Bowman, defending Dwyer, had also submitted that at one point as evidence was being heard in front of the jury, the trial judge, Justice Tony Hunt, “looked in a very disapproving manner at the defendant”, looked away and then “glared back down at the defendant”. Bowman said this was a non-verbal communication that “something has triggered the judge” and that a jury can pick up on non-verbal cues.

Lawlor said the complaint was a “nebulous one” in that it could not be known what the jury took, if anything, from a look if they even saw it. She said the trial judge repeatedly told the jury that the case was entirely a matter for them in his charge.

She said the trial lasted over eight weeks and the appellant was implying that the judge should remain “stone-faced” throughout. She said even if the judge did not, it could not conceivably result in an unfair trial.

Lawlor said there were 2,600 texts between the two and that a number of those featured the words “stab, stab, stab, kill… all be worth it when I kill you… how much blood I can get out of you? A lot of blood I can get out of you.”

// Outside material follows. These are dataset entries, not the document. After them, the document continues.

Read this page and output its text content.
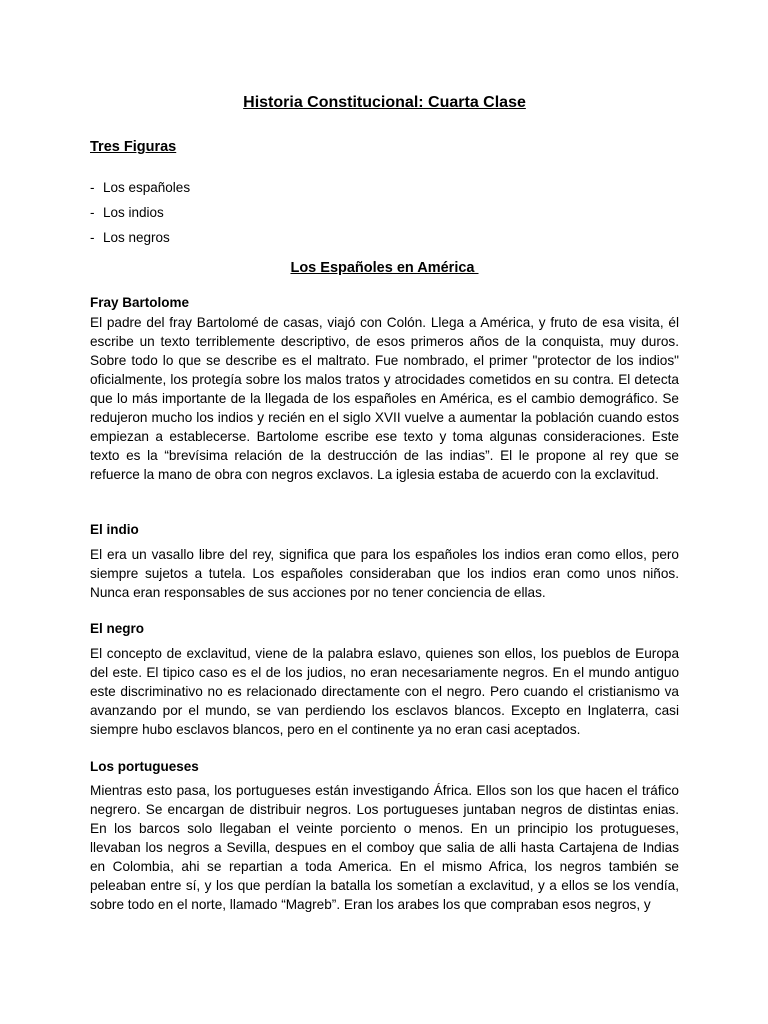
Historia Constitucional: Cuarta Clase
Tres Figuras
- Los españoles
- Los indios
- Los negros
Los Españoles en América
Fray Bartolome

El padre del fray Bartolomé de casas, viajó con Colón. Llega a América, y fruto de esa visita, él escribe un texto terriblemente descriptivo, de esos primeros años de la conquista, muy duros. Sobre todo lo que se describe es el maltrato. Fue nombrado, el primer "protector de los indios" oficialmente, los protegía sobre los malos tratos y atrocidades cometidos en su contra. El detecta que lo más importante de la llegada de los españoles en América, es el cambio demográfico. Se redujeron mucho los indios y recién en el siglo XVII vuelve a aumentar la población cuando estos empiezan a establecerse. Bartolome escribe ese texto y toma algunas consideraciones. Este texto es la “brevísima relación de la destrucción de las indias”. El le propone al rey que se refuerce la mano de obra con negros exclavos. La iglesia estaba de acuerdo con la exclavitud.

El indio

El era un vasallo libre del rey, significa que para los españoles los indios eran como ellos, pero siempre sujetos a tutela. Los españoles consideraban que los indios eran como unos niños. Nunca eran responsables de sus acciones por no tener conciencia de ellas.

El negro

El concepto de exclavitud, viene de la palabra eslavo, quienes son ellos, los pueblos de Europa del este. El tipico caso es el de los judios, no eran necesariamente negros. En el mundo antiguo este discriminativo no es relacionado directamente con el negro. Pero cuando el cristianismo va avanzando por el mundo, se van perdiendo los esclavos blancos. Excepto en Inglaterra, casi siempre hubo esclavos blancos, pero en el continente ya no eran casi aceptados.

Los portugueses

Mientras esto pasa, los portugueses están investigando África. Ellos son los que hacen el tráfico negrero. Se encargan de distribuir negros. Los portugueses juntaban negros de distintas enias. En los barcos solo llegaban el veinte porciento o menos. En un principio los protugueses, llevaban los negros a Sevilla, despues en el comboy que salia de alli hasta Cartajena de Indias en Colombia, ahi se repartian a toda America. En el mismo Africa, los negros también se peleaban entre sí, y los que perdían la batalla los sometían a exclavitud, y a ellos se los vendía, sobre todo en el norte, llamado “Magreb”. Eran los arabes los que compraban esos negros, y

Counsel said Dwyer “feigned total disgust and shock” when interviewed by gardaí. “He asked gardaí to stop the interview 25 times, saying ‘Oh my God please stop,” she said, adding that these were “bare-faced lies”.

Lawlor said that the lack of a cause of death in the case was not fatal to the trial because it was possible to draw inferences as to the cause with regard to circumstances around Ms O’Hara’s death.

Remy Farrell SC, for Dwyer, told the three-judge Court of Appeal that mobile phone data should not have been admitted as evidence in his client’s trial as the retention of that data was a breach of his rights under the European Charter of Fundamental Rights.

Farrell said that the Court of Justice of the European Union (CJEU) has said “again and again” that the retention of mobile phone data cannot be done and the Irish courts must now “internalise” what the European court has said.

He said he wondered if the prosecution in the case were now feeling “buyer’s remorse” regarding the call data evidence.

Farrell said the notion that the prosecution could now say that the call data retention was not important was “unsustainable”. Counsel said a “big chunk” of the 47-day trial was spent on introducing call data and cell site evidence through maps and extrinsic evidence through a number of exhibits put before the jury.

Justice George Birmingham sat with Justice Isobel Kennedy and Justice John Edwards.

The Court of Justice of the EU ruling was that EU law precludes the general and indiscriminate retention of traffic and location data relating to electronic communication for the purpose of combating serious crime.

The court rejected the Irish state’s arguments that particular serious crimes could be treated the same way as a threat to national security.